Argumentavam os “fuxiqueiros de plantão”, em nome da “moralidade pública”, que o Cego Aderaldo ficara rico e famoso com a sua viagem ao Rio de Janeiro e São Paulo e que não precisaria das benesses da municipalidade.
Zelosa da sua reputação, a Prefeitura de Quixadá mandou, sem mais demora, cortar o fornecimento de luz na casa do Cego Aderaldo. O acontecimento é manchete nos jornais de Fortaleza. O jornal Unitário, de 21 de junho de 1953, acusa o recebimento de uma carta intitulada “Sem Luz o Cego Aderaldo”. Para quem já sofrera tantas agruras na mão do destino, Cego Aderaldo possuía a sabedoria serena e espirituosa que lhe permitia tirar graça e fazer ironia dos pequenos problemas cotidianos. Aos jornais, declarou-se conformado: “Cego não precisa de luz mesmo, assim como o mar não precisa de água”. Desse jeito, ele ironiza a situação. No entanto, vivia ele em situação pouco auspiciosa. A sua tropa de burros havia morrido de fome e sede, ele estava sem fazer cantorias ou projetar o seu cinema, por causa da crise causada pela seca. Passava necessidades.
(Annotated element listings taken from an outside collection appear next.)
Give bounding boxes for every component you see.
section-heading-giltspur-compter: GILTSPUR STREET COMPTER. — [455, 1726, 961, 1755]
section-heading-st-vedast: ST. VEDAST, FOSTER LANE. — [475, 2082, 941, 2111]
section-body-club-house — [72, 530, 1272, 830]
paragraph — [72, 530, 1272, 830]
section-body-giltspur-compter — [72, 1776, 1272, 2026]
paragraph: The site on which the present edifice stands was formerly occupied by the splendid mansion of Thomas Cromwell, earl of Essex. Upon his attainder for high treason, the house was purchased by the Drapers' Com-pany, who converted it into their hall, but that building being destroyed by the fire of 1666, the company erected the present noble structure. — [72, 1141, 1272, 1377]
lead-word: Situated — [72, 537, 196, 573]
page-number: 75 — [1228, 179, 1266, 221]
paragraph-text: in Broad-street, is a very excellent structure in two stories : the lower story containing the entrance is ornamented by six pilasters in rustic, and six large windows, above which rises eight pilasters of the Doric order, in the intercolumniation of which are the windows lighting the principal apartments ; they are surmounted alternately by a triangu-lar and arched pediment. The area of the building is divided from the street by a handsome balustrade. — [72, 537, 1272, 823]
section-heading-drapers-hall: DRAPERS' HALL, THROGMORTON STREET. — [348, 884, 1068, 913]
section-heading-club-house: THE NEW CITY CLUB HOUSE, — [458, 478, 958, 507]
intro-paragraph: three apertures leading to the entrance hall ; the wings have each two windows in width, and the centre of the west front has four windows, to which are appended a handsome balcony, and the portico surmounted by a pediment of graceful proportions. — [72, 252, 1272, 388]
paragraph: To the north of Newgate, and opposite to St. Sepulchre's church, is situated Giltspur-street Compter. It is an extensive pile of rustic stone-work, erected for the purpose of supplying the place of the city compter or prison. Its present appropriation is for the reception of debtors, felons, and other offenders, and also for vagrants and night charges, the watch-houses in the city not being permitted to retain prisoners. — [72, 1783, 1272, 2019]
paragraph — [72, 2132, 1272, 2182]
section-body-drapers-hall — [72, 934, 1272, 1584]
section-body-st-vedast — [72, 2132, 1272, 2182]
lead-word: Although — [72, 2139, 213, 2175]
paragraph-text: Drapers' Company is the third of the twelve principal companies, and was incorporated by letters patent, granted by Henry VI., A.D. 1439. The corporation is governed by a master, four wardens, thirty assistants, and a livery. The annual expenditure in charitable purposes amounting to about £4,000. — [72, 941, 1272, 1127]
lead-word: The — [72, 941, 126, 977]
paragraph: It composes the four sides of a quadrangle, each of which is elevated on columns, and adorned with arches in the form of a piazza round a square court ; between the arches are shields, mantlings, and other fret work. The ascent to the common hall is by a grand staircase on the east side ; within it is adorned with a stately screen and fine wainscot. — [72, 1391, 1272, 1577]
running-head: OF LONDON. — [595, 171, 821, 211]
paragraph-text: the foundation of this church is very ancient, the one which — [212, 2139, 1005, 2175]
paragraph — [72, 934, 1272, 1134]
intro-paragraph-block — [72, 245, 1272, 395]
Sobre a seca, Cego Aderaldo havia escrito: “E dona Fome na frente,/ Na cadeira do trapiche, / Dizendo: - No Ceará / Tudo é fofo e nada é “fixe” / Juro que aqui nesta terra / Não vinga mais nem maxixe”.
Os versos “No Ceará tudo é fofo e nada é fixe (fixo)” podem ser traduzidos com a seguinte compreensão: no Ceará, nada tem raízes profundas e não se fixa nem na terra nem na alma. Ora atingido por uma natureza inclemente que força o cearense a arribar da terra natal, ora deflagrando-se em guerras instintivas pela sobrevivência, quase sempre governado por uma classe dominante atrasada, egoísta e impiedosa, o cearense construiu a sua história sob o signo da dor e da transitoriedade.
Deixou-nos Aderaldo uma lição. Que nós, cearenses, somos um povo do caminho, em trânsito, em construção, sempre em busca de novidades, sem tempo para reconstruirmos as nossas heranças de humanidades. O passado (de fomes e privações) nos assombra, e o futuro é incerto, então nos resta o agarrar-nos ao presente de forma desesperada, inclusive pelo paradoxo de ser o “presente” aquilo que flui e deixa de ser.